There is an expression that is not quite remembered but if you do not examine or learn from history – one is doomed to repeat it. That is exactly what his happening in this instance. The Duke of Windsor and Wallace Simpson, all over again. The Royal Family of Windsor did not learn one thing from history. They are repeating the same mistakes made seventy years ago and brought to all of our attention through The Crown, that incredible series that is on my Netflix at home. Friend CPI weighed in when questioned:

CPI: Meghan evidently flew into Victoria, picked up Archie (God, I hate that name) and went off to LA to visit her mother. Wouldn’t surprise me if JKT owned the mansion or at least has an interest in it as title seems quite murky. They (M&H) seem to want everything their way – royal prerogatives and little royal responsibility. If they stay part time in Canada we could be responsible for security evidently. Both are wealthy, they can pay for their own security. Detect a certain lack of sympathy here? Meghan is not Mrs. Siddons. Could the Sultan negotiate?

Me: How clever of you to recall Mrs. Siddons from ‘our’ book – an excellent analogy.

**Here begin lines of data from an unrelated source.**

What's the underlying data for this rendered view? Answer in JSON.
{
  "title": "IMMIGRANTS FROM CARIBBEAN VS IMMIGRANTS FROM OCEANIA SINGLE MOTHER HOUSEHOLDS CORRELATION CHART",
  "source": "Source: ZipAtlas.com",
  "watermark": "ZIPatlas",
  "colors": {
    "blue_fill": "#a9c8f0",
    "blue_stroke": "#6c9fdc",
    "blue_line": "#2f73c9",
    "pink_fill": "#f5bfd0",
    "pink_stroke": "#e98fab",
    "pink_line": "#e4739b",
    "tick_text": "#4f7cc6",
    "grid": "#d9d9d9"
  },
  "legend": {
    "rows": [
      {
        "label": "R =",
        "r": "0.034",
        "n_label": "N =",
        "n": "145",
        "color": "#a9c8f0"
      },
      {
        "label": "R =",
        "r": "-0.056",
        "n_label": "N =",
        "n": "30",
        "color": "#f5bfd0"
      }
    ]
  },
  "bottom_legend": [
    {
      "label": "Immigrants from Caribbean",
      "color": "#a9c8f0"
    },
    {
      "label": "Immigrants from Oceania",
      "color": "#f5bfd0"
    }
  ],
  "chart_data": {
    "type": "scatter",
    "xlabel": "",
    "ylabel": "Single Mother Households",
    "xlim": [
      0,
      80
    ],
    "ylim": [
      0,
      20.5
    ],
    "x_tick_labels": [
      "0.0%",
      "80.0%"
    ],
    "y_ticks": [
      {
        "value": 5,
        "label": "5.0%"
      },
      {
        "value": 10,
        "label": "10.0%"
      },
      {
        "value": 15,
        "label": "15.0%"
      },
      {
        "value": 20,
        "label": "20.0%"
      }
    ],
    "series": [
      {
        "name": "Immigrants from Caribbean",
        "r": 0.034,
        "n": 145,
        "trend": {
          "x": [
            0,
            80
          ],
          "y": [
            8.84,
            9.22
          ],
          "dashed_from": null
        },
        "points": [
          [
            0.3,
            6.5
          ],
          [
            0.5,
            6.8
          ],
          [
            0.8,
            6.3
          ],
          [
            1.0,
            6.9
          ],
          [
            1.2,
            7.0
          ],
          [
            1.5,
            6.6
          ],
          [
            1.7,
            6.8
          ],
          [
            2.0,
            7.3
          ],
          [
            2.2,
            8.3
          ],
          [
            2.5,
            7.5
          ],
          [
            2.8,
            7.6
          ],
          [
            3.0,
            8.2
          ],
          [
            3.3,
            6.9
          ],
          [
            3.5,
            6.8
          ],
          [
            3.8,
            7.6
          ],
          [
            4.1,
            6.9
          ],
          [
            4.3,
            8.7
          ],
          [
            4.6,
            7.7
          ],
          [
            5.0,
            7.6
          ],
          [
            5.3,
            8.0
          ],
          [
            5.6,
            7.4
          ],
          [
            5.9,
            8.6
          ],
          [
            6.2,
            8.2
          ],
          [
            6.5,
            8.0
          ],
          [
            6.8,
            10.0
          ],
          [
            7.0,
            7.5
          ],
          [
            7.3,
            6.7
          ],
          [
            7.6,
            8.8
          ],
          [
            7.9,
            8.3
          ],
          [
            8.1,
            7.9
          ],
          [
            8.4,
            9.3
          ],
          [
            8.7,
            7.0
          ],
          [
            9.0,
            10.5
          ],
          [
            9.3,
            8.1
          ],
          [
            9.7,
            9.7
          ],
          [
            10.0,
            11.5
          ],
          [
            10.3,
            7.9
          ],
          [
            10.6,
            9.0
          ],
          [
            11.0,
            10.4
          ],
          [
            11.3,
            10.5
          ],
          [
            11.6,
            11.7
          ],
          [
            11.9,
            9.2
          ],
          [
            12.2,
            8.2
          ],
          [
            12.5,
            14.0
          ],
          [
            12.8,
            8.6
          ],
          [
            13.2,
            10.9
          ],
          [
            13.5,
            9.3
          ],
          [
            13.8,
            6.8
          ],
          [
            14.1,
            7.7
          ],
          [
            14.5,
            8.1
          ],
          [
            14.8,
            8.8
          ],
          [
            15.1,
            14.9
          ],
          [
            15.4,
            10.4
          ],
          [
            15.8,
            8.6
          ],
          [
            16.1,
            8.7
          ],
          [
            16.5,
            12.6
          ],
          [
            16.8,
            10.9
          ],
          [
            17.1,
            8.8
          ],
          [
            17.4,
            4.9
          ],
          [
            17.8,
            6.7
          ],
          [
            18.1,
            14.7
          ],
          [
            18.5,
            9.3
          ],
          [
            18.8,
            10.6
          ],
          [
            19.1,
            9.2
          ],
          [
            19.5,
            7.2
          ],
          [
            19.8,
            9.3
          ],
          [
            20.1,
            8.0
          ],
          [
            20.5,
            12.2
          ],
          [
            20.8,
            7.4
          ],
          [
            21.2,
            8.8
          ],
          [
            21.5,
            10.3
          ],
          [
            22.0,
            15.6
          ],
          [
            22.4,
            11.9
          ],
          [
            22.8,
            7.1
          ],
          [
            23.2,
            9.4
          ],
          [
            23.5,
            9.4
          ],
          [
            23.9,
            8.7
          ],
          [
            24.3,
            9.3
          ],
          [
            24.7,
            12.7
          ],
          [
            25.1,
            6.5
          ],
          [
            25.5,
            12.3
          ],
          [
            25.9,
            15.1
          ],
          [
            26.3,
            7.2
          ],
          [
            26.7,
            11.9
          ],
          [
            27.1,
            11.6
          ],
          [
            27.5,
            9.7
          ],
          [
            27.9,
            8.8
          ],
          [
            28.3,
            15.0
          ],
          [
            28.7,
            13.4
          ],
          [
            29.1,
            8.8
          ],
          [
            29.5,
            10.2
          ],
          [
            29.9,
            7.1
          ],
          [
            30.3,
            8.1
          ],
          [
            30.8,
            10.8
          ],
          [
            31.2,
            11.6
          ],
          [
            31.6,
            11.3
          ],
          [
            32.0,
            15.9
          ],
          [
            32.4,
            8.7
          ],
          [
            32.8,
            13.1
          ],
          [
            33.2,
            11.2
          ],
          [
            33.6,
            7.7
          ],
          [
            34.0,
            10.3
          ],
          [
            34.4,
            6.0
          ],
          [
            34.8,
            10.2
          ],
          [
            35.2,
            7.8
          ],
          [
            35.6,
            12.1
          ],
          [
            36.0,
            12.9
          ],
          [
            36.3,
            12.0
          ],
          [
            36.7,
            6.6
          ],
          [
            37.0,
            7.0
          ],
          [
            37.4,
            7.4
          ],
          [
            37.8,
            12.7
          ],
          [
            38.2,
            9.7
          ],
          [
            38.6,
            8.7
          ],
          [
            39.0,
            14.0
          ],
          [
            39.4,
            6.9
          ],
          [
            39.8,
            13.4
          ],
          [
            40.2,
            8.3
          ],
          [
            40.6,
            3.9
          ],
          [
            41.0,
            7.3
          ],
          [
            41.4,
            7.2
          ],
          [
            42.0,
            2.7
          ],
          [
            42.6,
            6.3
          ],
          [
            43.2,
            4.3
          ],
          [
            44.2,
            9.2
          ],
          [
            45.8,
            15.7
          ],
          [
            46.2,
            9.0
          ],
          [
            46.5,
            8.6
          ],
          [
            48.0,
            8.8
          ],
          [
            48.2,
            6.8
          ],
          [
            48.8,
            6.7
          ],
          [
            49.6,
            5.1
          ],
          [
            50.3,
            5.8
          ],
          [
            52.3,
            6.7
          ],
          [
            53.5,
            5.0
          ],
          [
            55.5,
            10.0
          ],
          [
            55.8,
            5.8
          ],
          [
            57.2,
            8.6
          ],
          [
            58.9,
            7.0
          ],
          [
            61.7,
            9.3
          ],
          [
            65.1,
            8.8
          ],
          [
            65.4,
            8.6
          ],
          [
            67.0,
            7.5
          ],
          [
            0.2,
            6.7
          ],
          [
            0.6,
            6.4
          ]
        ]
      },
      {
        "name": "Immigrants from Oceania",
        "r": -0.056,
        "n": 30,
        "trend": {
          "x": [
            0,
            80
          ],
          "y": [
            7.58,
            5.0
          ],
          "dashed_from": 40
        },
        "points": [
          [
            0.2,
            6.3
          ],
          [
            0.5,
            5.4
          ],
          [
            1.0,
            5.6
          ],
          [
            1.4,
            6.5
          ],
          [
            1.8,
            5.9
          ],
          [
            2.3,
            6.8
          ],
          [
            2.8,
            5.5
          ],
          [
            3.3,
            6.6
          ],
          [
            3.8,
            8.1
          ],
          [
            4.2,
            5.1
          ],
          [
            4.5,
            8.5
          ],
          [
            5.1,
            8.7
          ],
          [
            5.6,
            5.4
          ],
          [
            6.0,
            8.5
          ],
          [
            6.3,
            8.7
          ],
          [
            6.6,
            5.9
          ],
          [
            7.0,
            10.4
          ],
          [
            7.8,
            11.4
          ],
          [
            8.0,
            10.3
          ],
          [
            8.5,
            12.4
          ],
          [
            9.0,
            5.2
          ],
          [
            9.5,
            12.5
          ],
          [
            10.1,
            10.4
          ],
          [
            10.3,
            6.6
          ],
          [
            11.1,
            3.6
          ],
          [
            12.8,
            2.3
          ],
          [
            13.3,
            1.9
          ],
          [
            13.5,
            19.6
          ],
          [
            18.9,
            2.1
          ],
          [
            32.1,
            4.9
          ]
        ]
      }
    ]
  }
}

“Our” book: In Conversation and In Contemplation – CPI edited it and did an amazing job. I learned so much from the experience. It made me a much better writer. So I am going home to my book – there is a pile of them in boxes in my apartment. It will be such a relief to be there with them, as much as I love this hotel I do need a time out and to be amongst my familiar things and familiar people. I will have been gone for almost an entire month – it has not been an easy month, in any way, by any stretch of the imagination. Camels or no.

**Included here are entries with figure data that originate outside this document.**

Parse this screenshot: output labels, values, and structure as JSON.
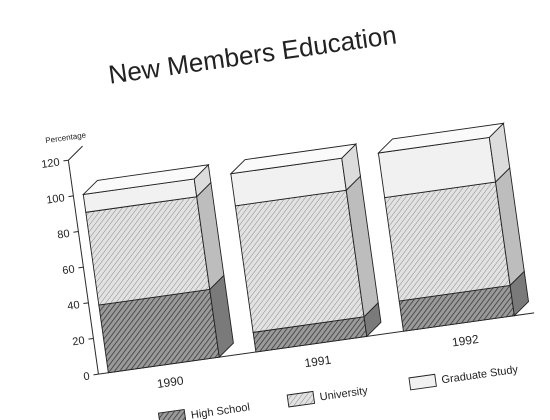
{
  "chart_data": {
    "type": "bar",
    "stacked": true,
    "three_d": true,
    "title": "New Members Education",
    "ylabel": "Percentage",
    "xlabel": "",
    "ylim": [
      0,
      120
    ],
    "yticks": [
      "0",
      "20",
      "40",
      "60",
      "80",
      "100",
      "120"
    ],
    "categories": [
      "1990",
      "1991",
      "1992"
    ],
    "series": [
      {
        "name": "High School",
        "values": [
          38,
          11,
          17
        ]
      },
      {
        "name": "University",
        "values": [
          52,
          71,
          58
        ]
      },
      {
        "name": "Graduate Study",
        "values": [
          10,
          18,
          25
        ]
      }
    ],
    "legend_position": "bottom",
    "colors": {
      "High School": "#8a8a8a",
      "University": "#c6c6c6",
      "Graduate Study": "#eaeaea",
      "frame": "#2a2a2a"
    }
  }
}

At this moment in time I contemplate this simple truth. The opposite of love is not hate; it is indifference. So I am working on indifference, to bring peace of mind. It is defined as lack of interest, concern, or sympathy: she shrugged, feigning indifference. It is lack of concern about, unconcern about, apathy about/towards, nonchalance about, lack of interest in, disregard for, obliviousness to, uninvolvement in/with; heedlessness of, mindlessness of, carelessness of, dismissiveness of; boredom with, weariness of, unresponsiveness to, lack of enthusiasm about; impassiveness, impassivity, dispassionateness, aloofness, insouciance, detachment, distance, coldness, coolness, unresponsiveness, passionlessness, emotionlessness, lack of feeling, lack of sympathy, callousness; rare poco-curantism. ANTONYMS heed; care.

So developing insoucance, detachment, impassiveness and lack of enthusiasm is my goal. In order to reach that state it is necessary to not blame, neither he nor me, but see it as something the other person cannot help – not directed toward me in particular but a rather a defect or flaw of character. I am getting there.

Picture is of me and handsome Arab man.